Part of the debate – in the Senedd at 4:28 pm on 26 June 2019.
On 23 June 1894, ten to four in the afternoon, two loud bangs were heard in Cilfynydd, the result of a devastating explosion at the Albion colliery. The colliery had given birth to the village. After the sinking of the first mine shaft, the population had increased from 500 within a decade and was around 3,500 by 1901. Yet, on this day, the colliery extracted a terrible toll from the local community. The instant response to the explosion was confusion. The night shift had just started. No-one knew how many men were down the pit. When bodies were brought up, they were, in many cases, so badly mutilated that is was impossible to determine identity.

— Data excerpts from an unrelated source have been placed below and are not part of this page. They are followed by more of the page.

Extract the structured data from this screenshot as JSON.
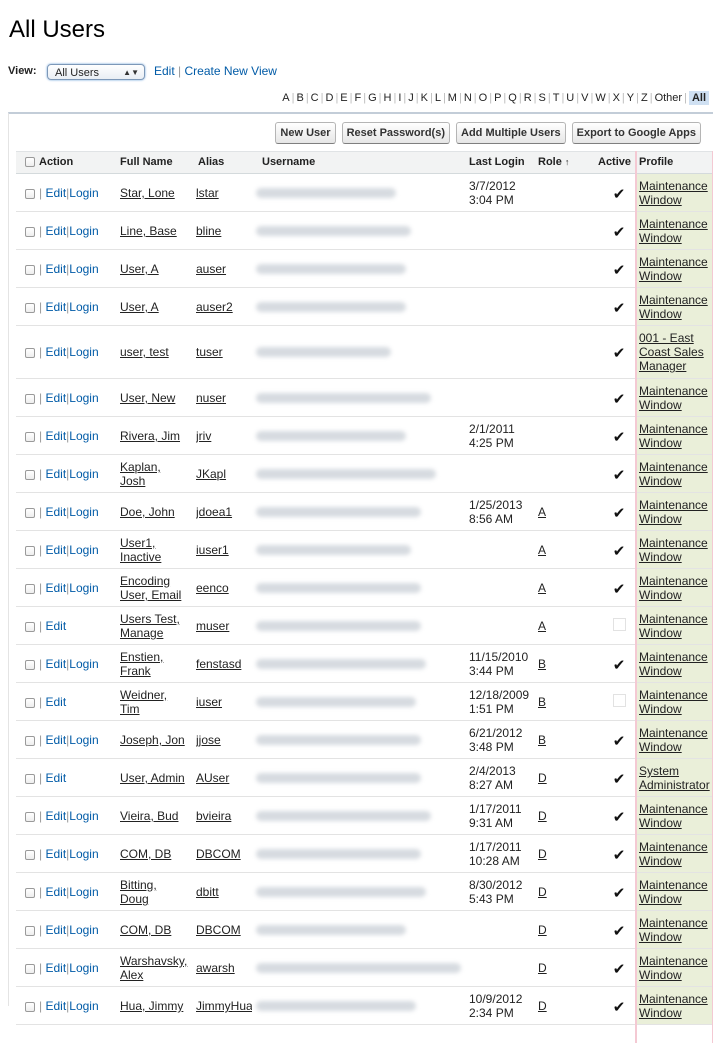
{
  "page_title": "All Users",
  "view": {
    "label": "View:",
    "selected": "All Users",
    "edit_link": "Edit",
    "create_link": "Create New View"
  },
  "alphabet": [
    "A",
    "B",
    "C",
    "D",
    "E",
    "F",
    "G",
    "H",
    "I",
    "J",
    "K",
    "L",
    "M",
    "N",
    "O",
    "P",
    "Q",
    "R",
    "S",
    "T",
    "U",
    "V",
    "W",
    "X",
    "Y",
    "Z",
    "Other",
    "All"
  ],
  "buttons": {
    "new_user": "New User",
    "reset_password": "Reset Password(s)",
    "add_multiple": "Add Multiple Users",
    "export": "Export to Google Apps"
  },
  "columns": {
    "action": "Action",
    "full_name": "Full Name",
    "alias": "Alias",
    "username": "Username",
    "last_login": "Last Login",
    "role": "Role",
    "role_sort": "↑",
    "active": "Active",
    "profile": "Profile"
  },
  "action_links": {
    "edit": "Edit",
    "login": "Login",
    "sep": "|"
  },
  "rows": [
    {
      "name": [
        "Star, Lone"
      ],
      "alias": "lstar",
      "login": [
        "3/7/2012",
        "3:04 PM"
      ],
      "role": "",
      "active": true,
      "profile": [
        "Maintenance",
        "Window"
      ],
      "has_login": true,
      "h": 37,
      "uw": 140
    },
    {
      "name": [
        "Line, Base"
      ],
      "alias": "bline",
      "login": [],
      "role": "",
      "active": true,
      "profile": [
        "Maintenance",
        "Window"
      ],
      "has_login": true,
      "h": 37,
      "uw": 155
    },
    {
      "name": [
        "User, A"
      ],
      "alias": "auser",
      "login": [],
      "role": "",
      "active": true,
      "profile": [
        "Maintenance",
        "Window"
      ],
      "has_login": true,
      "h": 37,
      "uw": 150
    },
    {
      "name": [
        "User, A"
      ],
      "alias": "auser2",
      "login": [],
      "role": "",
      "active": true,
      "profile": [
        "Maintenance",
        "Window"
      ],
      "has_login": true,
      "h": 37,
      "uw": 150
    },
    {
      "name": [
        "user, test"
      ],
      "alias": "tuser",
      "login": [],
      "role": "",
      "active": true,
      "profile": [
        "001 - East",
        "Coast Sales",
        "Manager"
      ],
      "has_login": true,
      "h": 52,
      "uw": 135
    },
    {
      "name": [
        "User, New"
      ],
      "alias": "nuser",
      "login": [],
      "role": "",
      "active": true,
      "profile": [
        "Maintenance",
        "Window"
      ],
      "has_login": true,
      "h": 37,
      "uw": 175
    },
    {
      "name": [
        "Rivera, Jim"
      ],
      "alias": "jriv",
      "login": [
        "2/1/2011",
        "4:25 PM"
      ],
      "role": "",
      "active": true,
      "profile": [
        "Maintenance",
        "Window"
      ],
      "has_login": true,
      "h": 37,
      "uw": 150
    },
    {
      "name": [
        "Kaplan,",
        "Josh"
      ],
      "alias": "JKapl",
      "login": [],
      "role": "",
      "active": true,
      "profile": [
        "Maintenance",
        "Window"
      ],
      "has_login": true,
      "h": 37,
      "uw": 180
    },
    {
      "name": [
        "Doe, John"
      ],
      "alias": "jdoea1",
      "login": [
        "1/25/2013",
        "8:56 AM"
      ],
      "role": "A",
      "active": true,
      "profile": [
        "Maintenance",
        "Window"
      ],
      "has_login": true,
      "h": 37,
      "uw": 165
    },
    {
      "name": [
        "User1,",
        "Inactive"
      ],
      "alias": "iuser1",
      "login": [],
      "role": "A",
      "active": true,
      "profile": [
        "Maintenance",
        "Window"
      ],
      "has_login": true,
      "h": 37,
      "uw": 155
    },
    {
      "name": [
        "Encoding",
        "User, Email"
      ],
      "alias": "eenco",
      "login": [],
      "role": "A",
      "active": true,
      "profile": [
        "Maintenance",
        "Window"
      ],
      "has_login": true,
      "h": 37,
      "uw": 165
    },
    {
      "name": [
        "Users Test,",
        "Manage"
      ],
      "alias": "muser",
      "login": [],
      "role": "A",
      "active": false,
      "profile": [
        "Maintenance",
        "Window"
      ],
      "has_login": false,
      "h": 37,
      "uw": 165
    },
    {
      "name": [
        "Enstien,",
        "Frank"
      ],
      "alias": "fenstasd",
      "login": [
        "11/15/2010",
        "3:44 PM"
      ],
      "role": "B",
      "active": true,
      "profile": [
        "Maintenance",
        "Window"
      ],
      "has_login": true,
      "h": 37,
      "uw": 170
    },
    {
      "name": [
        "Weidner,",
        "Tim"
      ],
      "alias": "iuser",
      "login": [
        "12/18/2009",
        "1:51 PM"
      ],
      "role": "B",
      "active": false,
      "profile": [
        "Maintenance",
        "Window"
      ],
      "has_login": false,
      "h": 37,
      "uw": 160
    },
    {
      "name": [
        "Joseph, Jon"
      ],
      "alias": "jjose",
      "login": [
        "6/21/2012",
        "3:48 PM"
      ],
      "role": "B",
      "active": true,
      "profile": [
        "Maintenance",
        "Window"
      ],
      "has_login": true,
      "h": 37,
      "uw": 165
    },
    {
      "name": [
        "User, Admin"
      ],
      "alias": "AUser",
      "login": [
        "2/4/2013",
        "8:27 AM"
      ],
      "role": "D",
      "active": true,
      "profile": [
        "System",
        "Administrator"
      ],
      "has_login": false,
      "h": 37,
      "uw": 165
    },
    {
      "name": [
        "Vieira, Bud"
      ],
      "alias": "bvieira",
      "login": [
        "1/17/2011",
        "9:31 AM"
      ],
      "role": "D",
      "active": true,
      "profile": [
        "Maintenance",
        "Window"
      ],
      "has_login": true,
      "h": 37,
      "uw": 175
    },
    {
      "name": [
        "COM, DB"
      ],
      "alias": "DBCOM",
      "login": [
        "1/17/2011",
        "10:28 AM"
      ],
      "role": "D",
      "active": true,
      "profile": [
        "Maintenance",
        "Window"
      ],
      "has_login": true,
      "h": 37,
      "uw": 165
    },
    {
      "name": [
        "Bitting,",
        "Doug"
      ],
      "alias": "dbitt",
      "login": [
        "8/30/2012",
        "5:43 PM"
      ],
      "role": "D",
      "active": true,
      "profile": [
        "Maintenance",
        "Window"
      ],
      "has_login": true,
      "h": 37,
      "uw": 170
    },
    {
      "name": [
        "COM, DB"
      ],
      "alias": "DBCOM",
      "login": [],
      "role": "D",
      "active": true,
      "profile": [
        "Maintenance",
        "Window"
      ],
      "has_login": true,
      "h": 37,
      "uw": 150
    },
    {
      "name": [
        "Warshavsky,",
        "Alex"
      ],
      "alias": "awarsh",
      "login": [],
      "role": "D",
      "active": true,
      "profile": [
        "Maintenance",
        "Window"
      ],
      "has_login": true,
      "h": 37,
      "uw": 205
    },
    {
      "name": [
        "Hua, Jimmy"
      ],
      "alias": "JimmyHua",
      "login": [
        "10/9/2012",
        "2:34 PM"
      ],
      "role": "D",
      "active": true,
      "profile": [
        "Maintenance",
        "Window"
      ],
      "has_login": true,
      "h": 37,
      "uw": 160
    }
  ]
}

Altogether, 290 men were killed in the Albion mining disaster, making it the second-worst mining disaster in Wales, and the fourth-worst in the UK. I say 'men', but many of the victims were in their teens. The youngest, John Scott, was aged just 13. The scale of the devastation is also highlighted by the fact that just two of the 125 horses that worked underground survived. The cause was determined to be the ignition of coal dust following an explosion of fire damp. The management exonerated in what many felt to be a whitewash. Albion colliery carried on working, claiming the lives of miners, but let us not forget this devastating disaster that occurred 125 years ago, which touched everyone living in Cilfynydd and changed lives forever.